BOOR verzoekt om een redactionele aanpassing van de toelichting, zodat beleidskader, bewoningsgeschiedenis en archeologische verwachtingen bij elkaar in een hoofdstuk staan. In het concept-ontwerpbestemmingsplan zijn deze onderdelen nu in twee hoofdstukken terecht gekomen.
Reactie:
Aan dit verzoek kan tegemoet worden gekomen. De tekst is alsnog compleet in paragraaf 3.1 Archeologie opgenomen.
WSHD geeft aan dat het concept ontwerpbestemmingsplan met betrekking tot de taken van WSHD geen reden geeft tot het maken van opmerkingen.
De Gasunie geeft aan op de hoogte te zijn van de ontwikkelingen die in het gebied zijn voorzien.
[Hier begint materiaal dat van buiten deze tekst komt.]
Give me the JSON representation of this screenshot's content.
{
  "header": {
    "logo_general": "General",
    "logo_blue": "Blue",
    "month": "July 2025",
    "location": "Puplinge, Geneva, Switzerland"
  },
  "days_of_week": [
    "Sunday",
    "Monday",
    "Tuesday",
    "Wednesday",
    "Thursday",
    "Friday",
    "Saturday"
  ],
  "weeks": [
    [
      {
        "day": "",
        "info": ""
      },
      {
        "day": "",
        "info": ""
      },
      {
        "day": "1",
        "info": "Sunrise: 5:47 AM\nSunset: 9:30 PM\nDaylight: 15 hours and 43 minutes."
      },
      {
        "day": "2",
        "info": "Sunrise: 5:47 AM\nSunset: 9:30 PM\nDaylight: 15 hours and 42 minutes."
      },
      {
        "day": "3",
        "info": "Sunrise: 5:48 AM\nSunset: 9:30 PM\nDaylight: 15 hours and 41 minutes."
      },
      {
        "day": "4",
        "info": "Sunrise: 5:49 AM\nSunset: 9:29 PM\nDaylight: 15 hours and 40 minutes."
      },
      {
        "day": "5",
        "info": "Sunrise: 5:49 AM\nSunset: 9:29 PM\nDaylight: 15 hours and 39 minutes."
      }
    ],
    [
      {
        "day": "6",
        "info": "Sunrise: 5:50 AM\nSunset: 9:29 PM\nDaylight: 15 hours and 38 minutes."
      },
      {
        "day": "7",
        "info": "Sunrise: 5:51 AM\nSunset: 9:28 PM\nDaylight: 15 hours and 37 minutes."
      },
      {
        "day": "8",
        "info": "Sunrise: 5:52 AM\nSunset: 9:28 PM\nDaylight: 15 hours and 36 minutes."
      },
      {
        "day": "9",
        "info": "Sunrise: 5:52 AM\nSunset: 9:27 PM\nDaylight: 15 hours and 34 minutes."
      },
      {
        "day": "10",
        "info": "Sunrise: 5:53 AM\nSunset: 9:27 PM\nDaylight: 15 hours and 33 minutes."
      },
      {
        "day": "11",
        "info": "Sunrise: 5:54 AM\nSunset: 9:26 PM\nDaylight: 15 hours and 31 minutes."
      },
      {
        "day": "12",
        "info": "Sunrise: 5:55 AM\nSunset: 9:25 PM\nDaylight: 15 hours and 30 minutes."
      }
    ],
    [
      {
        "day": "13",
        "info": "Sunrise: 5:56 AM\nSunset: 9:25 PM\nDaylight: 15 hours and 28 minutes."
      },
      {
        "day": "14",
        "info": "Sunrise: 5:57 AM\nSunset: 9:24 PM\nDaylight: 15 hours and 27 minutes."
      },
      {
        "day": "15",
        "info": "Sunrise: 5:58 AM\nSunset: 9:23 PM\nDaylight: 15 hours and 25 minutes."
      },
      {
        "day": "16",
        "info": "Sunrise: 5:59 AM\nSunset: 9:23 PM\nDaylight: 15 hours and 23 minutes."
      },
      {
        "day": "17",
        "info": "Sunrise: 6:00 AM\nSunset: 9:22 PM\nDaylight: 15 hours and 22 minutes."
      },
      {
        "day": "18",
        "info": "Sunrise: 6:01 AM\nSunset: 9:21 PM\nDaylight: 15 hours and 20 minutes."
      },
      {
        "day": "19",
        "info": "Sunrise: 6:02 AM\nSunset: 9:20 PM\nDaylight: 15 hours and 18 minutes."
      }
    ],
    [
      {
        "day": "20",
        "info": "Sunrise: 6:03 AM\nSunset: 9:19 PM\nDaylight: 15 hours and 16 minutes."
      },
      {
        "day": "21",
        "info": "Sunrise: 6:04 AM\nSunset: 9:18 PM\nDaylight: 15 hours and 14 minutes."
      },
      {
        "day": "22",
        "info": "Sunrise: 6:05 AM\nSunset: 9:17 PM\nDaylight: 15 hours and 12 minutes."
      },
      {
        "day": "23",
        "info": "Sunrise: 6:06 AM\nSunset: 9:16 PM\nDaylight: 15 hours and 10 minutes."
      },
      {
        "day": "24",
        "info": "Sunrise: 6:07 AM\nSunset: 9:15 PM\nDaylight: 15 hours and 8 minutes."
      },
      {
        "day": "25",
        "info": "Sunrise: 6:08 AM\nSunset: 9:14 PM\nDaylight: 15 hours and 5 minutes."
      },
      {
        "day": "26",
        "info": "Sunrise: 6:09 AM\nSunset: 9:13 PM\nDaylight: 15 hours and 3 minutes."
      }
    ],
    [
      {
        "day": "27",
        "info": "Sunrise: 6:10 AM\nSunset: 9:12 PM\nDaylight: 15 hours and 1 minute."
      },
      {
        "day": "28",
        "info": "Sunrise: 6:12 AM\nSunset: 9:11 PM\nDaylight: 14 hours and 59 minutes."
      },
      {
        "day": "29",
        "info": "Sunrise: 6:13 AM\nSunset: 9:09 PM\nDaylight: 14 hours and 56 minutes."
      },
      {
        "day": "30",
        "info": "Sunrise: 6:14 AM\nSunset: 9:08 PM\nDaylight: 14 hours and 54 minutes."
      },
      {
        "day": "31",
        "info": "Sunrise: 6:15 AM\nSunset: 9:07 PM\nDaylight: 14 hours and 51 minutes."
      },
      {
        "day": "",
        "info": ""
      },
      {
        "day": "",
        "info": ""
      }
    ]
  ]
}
Gasunie wijst erop dat deze ontwikkelingen niet zijn afgestemd met N.V. Nederlandse Gasunie. Op de verbeelding is een "nieuw tracé" geprojecteerd. Het is op voorhand niet inzichtelijk of dit nieuwe tracé voor de leiding technisch mogelijk is.
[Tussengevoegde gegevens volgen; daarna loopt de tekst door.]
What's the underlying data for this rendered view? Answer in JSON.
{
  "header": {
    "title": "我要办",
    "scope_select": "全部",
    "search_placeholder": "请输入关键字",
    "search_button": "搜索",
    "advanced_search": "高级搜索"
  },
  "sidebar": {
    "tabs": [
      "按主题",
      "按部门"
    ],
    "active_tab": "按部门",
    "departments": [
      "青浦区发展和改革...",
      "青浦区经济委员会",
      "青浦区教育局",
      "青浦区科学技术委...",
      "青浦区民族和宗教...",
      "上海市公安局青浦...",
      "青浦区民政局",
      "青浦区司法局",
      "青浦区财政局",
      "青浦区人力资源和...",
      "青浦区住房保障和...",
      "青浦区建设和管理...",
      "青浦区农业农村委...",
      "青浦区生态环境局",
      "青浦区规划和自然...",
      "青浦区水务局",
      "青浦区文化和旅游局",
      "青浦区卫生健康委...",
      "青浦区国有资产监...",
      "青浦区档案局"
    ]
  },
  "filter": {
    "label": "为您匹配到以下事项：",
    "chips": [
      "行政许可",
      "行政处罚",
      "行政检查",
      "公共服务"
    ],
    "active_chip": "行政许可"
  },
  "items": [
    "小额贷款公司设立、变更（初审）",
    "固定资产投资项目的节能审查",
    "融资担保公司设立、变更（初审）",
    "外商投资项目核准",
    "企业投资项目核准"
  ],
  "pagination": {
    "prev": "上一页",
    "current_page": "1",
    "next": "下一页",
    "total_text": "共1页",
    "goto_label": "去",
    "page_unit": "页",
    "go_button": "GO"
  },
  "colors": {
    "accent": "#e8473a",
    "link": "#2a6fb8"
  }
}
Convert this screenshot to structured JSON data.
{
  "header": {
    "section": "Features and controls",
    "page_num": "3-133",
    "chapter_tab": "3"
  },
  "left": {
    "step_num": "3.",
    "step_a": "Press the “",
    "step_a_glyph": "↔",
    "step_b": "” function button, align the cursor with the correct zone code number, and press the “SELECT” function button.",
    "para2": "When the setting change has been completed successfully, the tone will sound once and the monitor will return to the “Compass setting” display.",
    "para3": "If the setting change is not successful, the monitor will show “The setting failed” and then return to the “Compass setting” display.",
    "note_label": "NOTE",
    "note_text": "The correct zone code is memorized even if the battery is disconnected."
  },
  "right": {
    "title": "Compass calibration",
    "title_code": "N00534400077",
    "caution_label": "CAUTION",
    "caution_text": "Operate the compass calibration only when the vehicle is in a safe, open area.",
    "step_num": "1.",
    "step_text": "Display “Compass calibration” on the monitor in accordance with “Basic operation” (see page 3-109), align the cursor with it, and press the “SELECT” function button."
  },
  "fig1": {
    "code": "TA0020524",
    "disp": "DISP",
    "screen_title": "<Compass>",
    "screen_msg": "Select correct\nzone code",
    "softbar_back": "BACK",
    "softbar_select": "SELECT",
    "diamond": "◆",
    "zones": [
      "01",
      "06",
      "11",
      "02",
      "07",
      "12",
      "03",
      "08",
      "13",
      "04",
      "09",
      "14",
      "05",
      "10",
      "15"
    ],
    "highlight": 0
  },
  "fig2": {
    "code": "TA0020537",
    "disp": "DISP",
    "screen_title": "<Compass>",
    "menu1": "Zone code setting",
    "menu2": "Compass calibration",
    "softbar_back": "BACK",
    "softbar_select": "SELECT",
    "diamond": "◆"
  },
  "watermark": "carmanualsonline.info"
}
Om in te spelen op de ontwikkelingen doet Gasunie de suggestie om een wijzigingsbevoegdheid op te nemen voor het gehele of een gedeelte van het plangebied.
Reactie:
Sinds 2009 vindt er door de gemeente Rotterdam afstemming plaats met de N.V. Nederlandse Gasunie over Stadionpark, waarvan de Sportcampus onderdeel vormt. Over de Structuurvisie Stadionpark is vanaf 2009 mondeling en schriftelijk contact met de Gasunie en de heer C. van Leeuwen. Over het onderdeel Masterplan Sportcampus en Park de Twee Heuvels vindt sinds 2013 afstemming plaats met de N.V. Nederlandse Gasunie, de heer C. van Leeuwen. Daarbij is het alternatief tracé onderdeel van bespreking en studie. De besprekingen bevinden zich momenteel in de fase van de contractvorming. Aangegeven is nu het meest waarschijnlijke tracé conform het huidige inzicht bij gemeente Rotterdam. Mocht uit het overleg met de Nederlandse Gasunie en het Rotterdamse leidingenbureau en de lopende studie blijken, dat hierop nog een aanpassing noodzakelijk is, dan wordt deze in de fase naar het definitief bestemmingsplan verwerkt.
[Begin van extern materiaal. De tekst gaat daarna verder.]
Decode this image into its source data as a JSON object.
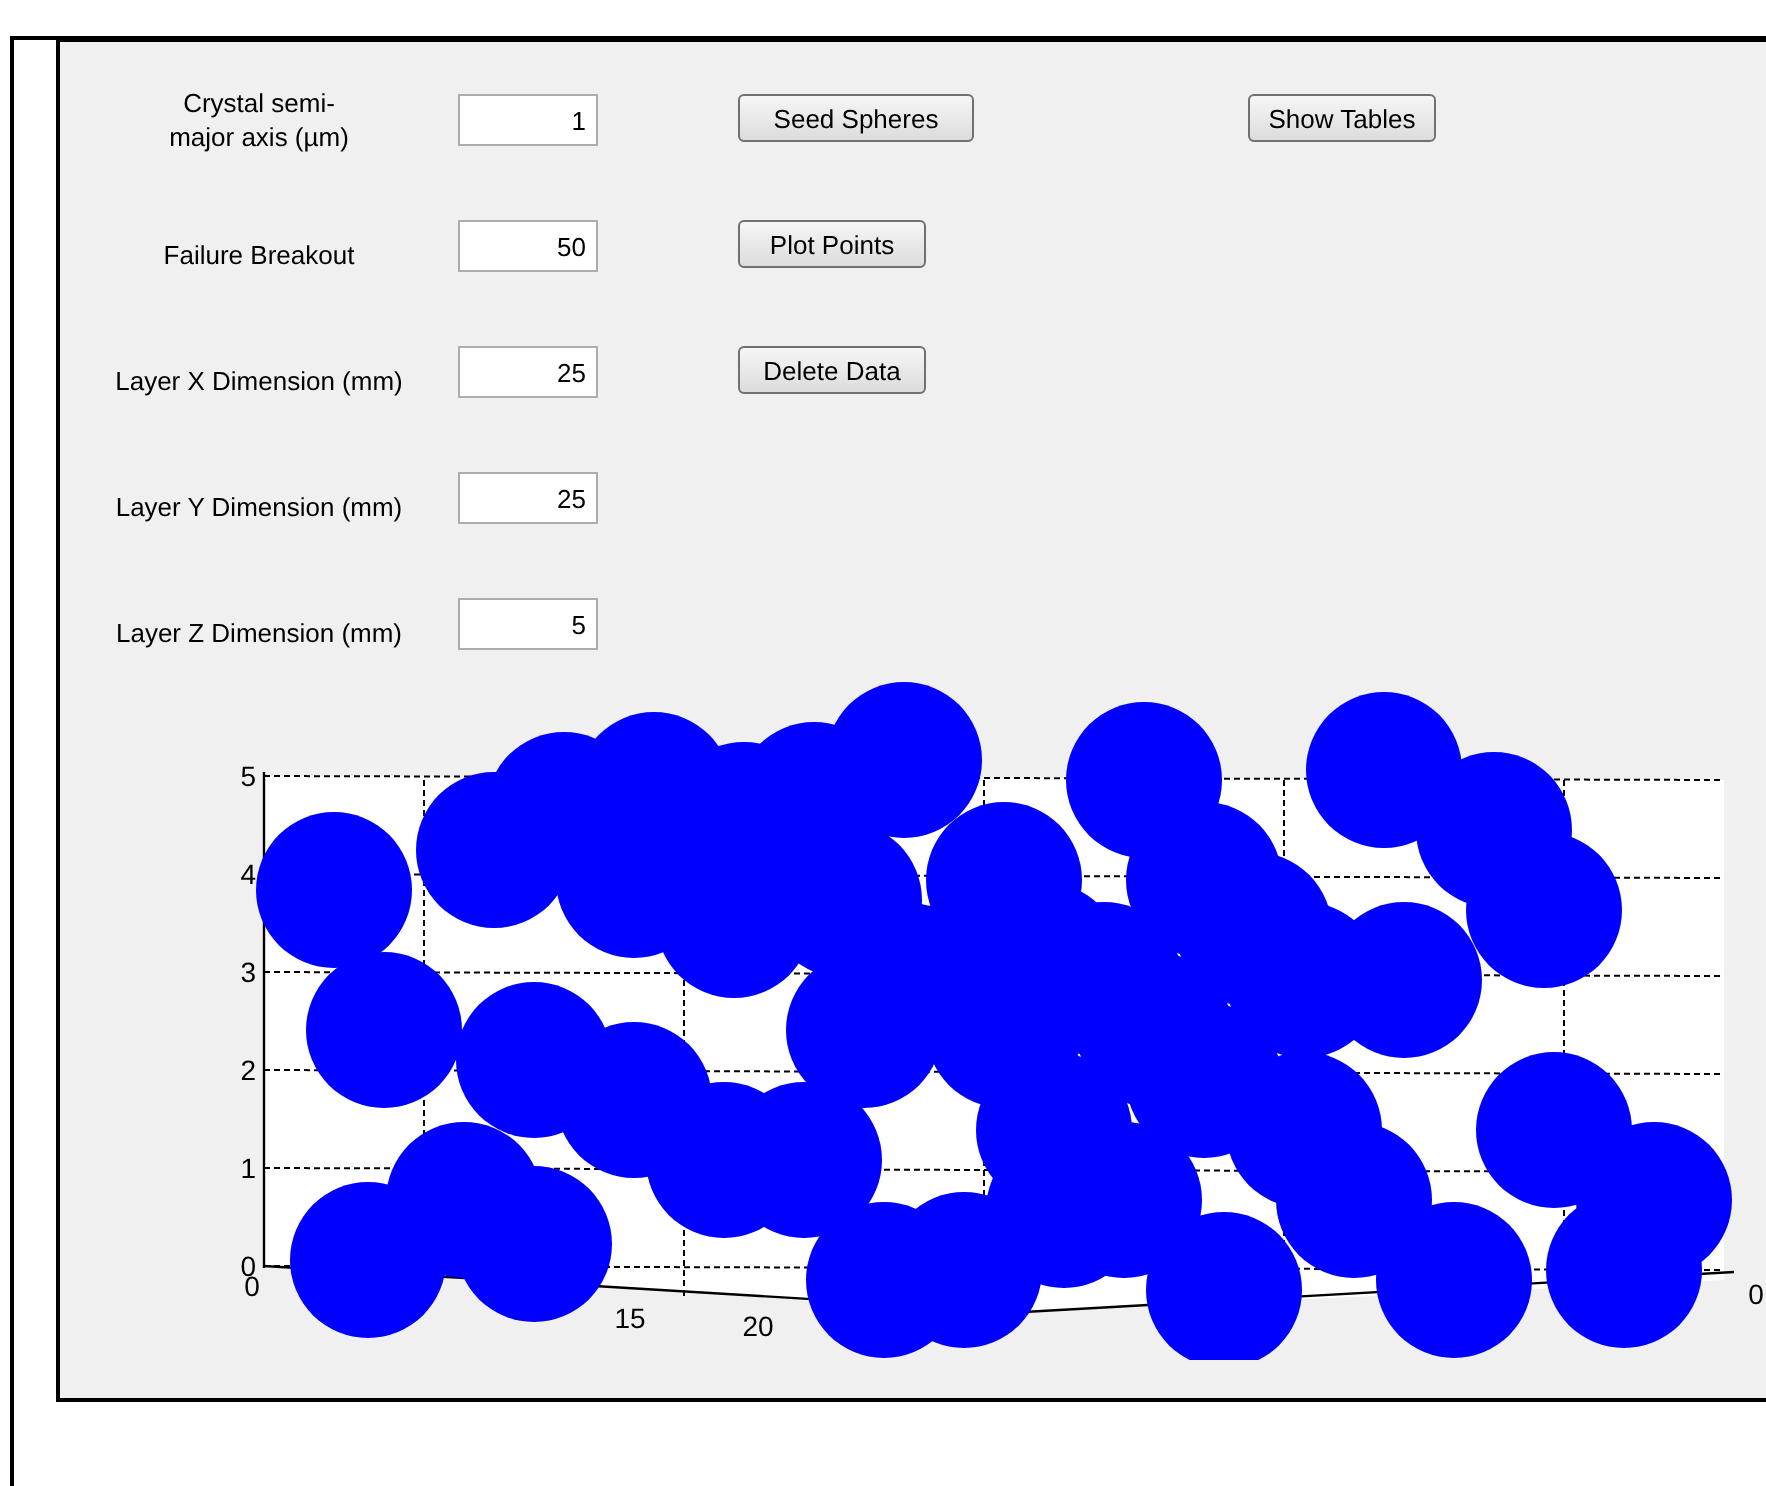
{
  "fields": [
    {
      "label": "Crystal semi-\nmajor axis (µm)",
      "value": "1"
    },
    {
      "label": "Failure Breakout",
      "value": "50"
    },
    {
      "label": "Layer X Dimension (mm)",
      "value": "25"
    },
    {
      "label": "Layer Y Dimension (mm)",
      "value": "25"
    },
    {
      "label": "Layer Z Dimension (mm)",
      "value": "5"
    }
  ],
  "action_buttons": [
    "Seed Spheres",
    "Plot Points",
    "Delete Data"
  ],
  "side_buttons": [
    "Show Tables"
  ],
  "plot": {
    "z_ticks": [
      "5",
      "4",
      "3",
      "2",
      "1",
      "0"
    ],
    "bottom_ticks": [
      "0",
      "15",
      "20",
      "0"
    ]
  }
}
Het voorstel om een wijzigingsbevoegdheid op te nemen is voor de gemeente geen alternatief. Een wijzigingsbevoegdheid is niet aan de orde omdat de ontwikkeling zeker is en de financiële haalbaarheid verzekerd is. Ook zijn de milieuaspecten onderzocht, zodat de gasleiding direct bestemd kan worden. Daarnaast zou dit een extra procedure opleveren, terwijl hiertoe geen aanleiding is en daarmee bovendien de planning van de uitvoering onder druk kan komen te staan. Zowel het huidige als het nieuwe tracé staan op de verbeelding aangegeven, zodat het huidige tracé bestemd blijft totdat het buiten gebruik is genomen.